Film de Jayro Bustamente

Avec Juan Pablo Olyslager, Diane Bathen, Mauricio Armas

Date de sortie en France: 1er mai 2019

Le film débute par une scène étouffante. En pleine nuit, sous une pluie battante, un homme rejoint en voiture une résidence ultra sécurisée. C’est sa maison, mais il ne semble pas y être le bienvenu. A l’intérieur, sa femme et plusieurs membres de sa famille, dont ses parents, l’attendent de pied ferme. Aucune parole n’est échangée, il s’effondre dans son lit, accablé semble t-il de tristesse, de honte… Le film nous dévoile petit à petit la vie complexe de Pablo, tiraillé entre ses devoirs de mari et de père de famille et son amour pour un autre homme, Fernando. Pour sa famille ultra conservatrice et pétrie de valeurs religieuses, l’homosexualité est un scandale, une abomination. Le mot même d’homosexualité n’est pas prononcé car n’est pas même pensable. Tout est entrepris, jusqu’à une solution extrême, pour remettre cet homme dans le « droit chemin », pour sauver les apparences d’une famille traditionnelle.

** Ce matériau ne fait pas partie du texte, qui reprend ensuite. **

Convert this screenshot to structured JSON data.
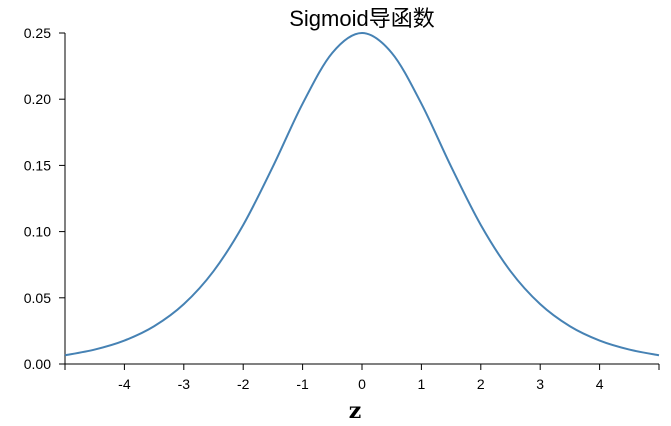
{
  "chart_data": {
    "type": "line",
    "title": "Sigmoid导函数",
    "xlabel": "z",
    "ylabel": "",
    "xlim": [
      -5,
      5
    ],
    "ylim": [
      0,
      0.25
    ],
    "x_ticks": [
      -4,
      -3,
      -2,
      -1,
      0,
      1,
      2,
      3,
      4
    ],
    "x_tick_labels": [
      "-4",
      "-3",
      "-2",
      "-1",
      "0",
      "1",
      "2",
      "3",
      "4"
    ],
    "y_ticks": [
      0,
      0.05,
      0.1,
      0.15,
      0.2,
      0.25
    ],
    "y_tick_labels": [
      "0.00",
      "0.05",
      "0.10",
      "0.15",
      "0.20",
      "0.25"
    ],
    "grid": false,
    "legend": "none",
    "line_color": "#4682b4",
    "series": [
      {
        "x": [
          -5,
          -4.5,
          -4,
          -3.5,
          -3,
          -2.5,
          -2,
          -1.5,
          -1,
          -0.5,
          0,
          0.5,
          1,
          1.5,
          2,
          2.5,
          3,
          3.5,
          4,
          4.5,
          5
        ],
        "values": [
          0.0066,
          0.0109,
          0.0177,
          0.0285,
          0.0452,
          0.0701,
          0.105,
          0.1491,
          0.1966,
          0.235,
          0.25,
          0.235,
          0.1966,
          0.1491,
          0.105,
          0.0701,
          0.0452,
          0.0285,
          0.0177,
          0.0109,
          0.0066
        ]
      }
    ]
  }
}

Tout au long du film, Pablo tâtonne, hésite, est constamment accablé par cette impossibilité de vivre pleinement et sereinement son désir. Toute la dureté de cette vie empêchée et entravée est magnifiquement portée par le jeu tout en intériorité de Juan Pablo Olyslager, superbe dans ce rôle.

A une époque où la lutte pour les droits des couples homosexuels portent ses fruits avec la reconnaissance du mariage dans de nombreux pays, ce film guatémaltèque nous rappelle que cette évolution sociétale majeure est loin d’être la règle, notamment en Amérique du Sud où l’Église défend âprement sa vision de la famille et de la société.

Ma vie avec John F. Donovan

Film de Xavier Dolan

Avec Kit Harington, Natalie Portman, Jacon Tremblay

Date de sortie en France: 13 mars 2019

John F. Donovan, interprété par Kit Harington (le célèbre Jon Snow de Games Of Thrones), est un jeune acteur rendu célèbre par une série américaine. Il est au sommet de sa gloire, courtisé par Hollywood. Parmi ses fans, un petit garçon anglais avec qui il va entretenir une correspondance pendant plusieurs années. C’est ce garçon, devenu adulte et lui-même acteur, qui nous raconte son histoire. Une histoire marquée par le secret, le mensonge. Xavier Dolan aborde par ce biais des thèmes qui lui sont chers: l’acceptation de soi, la quête d’identité. On retrouve sa « patte »: une mise en scène qui met à l’honneur le jeu et les visages des comédiens, une exploration des rapports mère/fils teintés d’amour et de haine, une BO pop… Le spectateur est touché en plein cœur par ce héros tragique qui ne parvient pas à se libérer de ses chaînes. Le film est un appel à vivre sa vie, sans honte, sans barrière. Il invite chacun à se battre, à ne pas avoir peur de l’adversité et du regard des autres. Une grande profondeur est atteinte car sont posées des questions existentielles et universelles (qui sommes-nous vraiment, quel sens donné à sa vie?) et insiste sur l’importance de la transmission.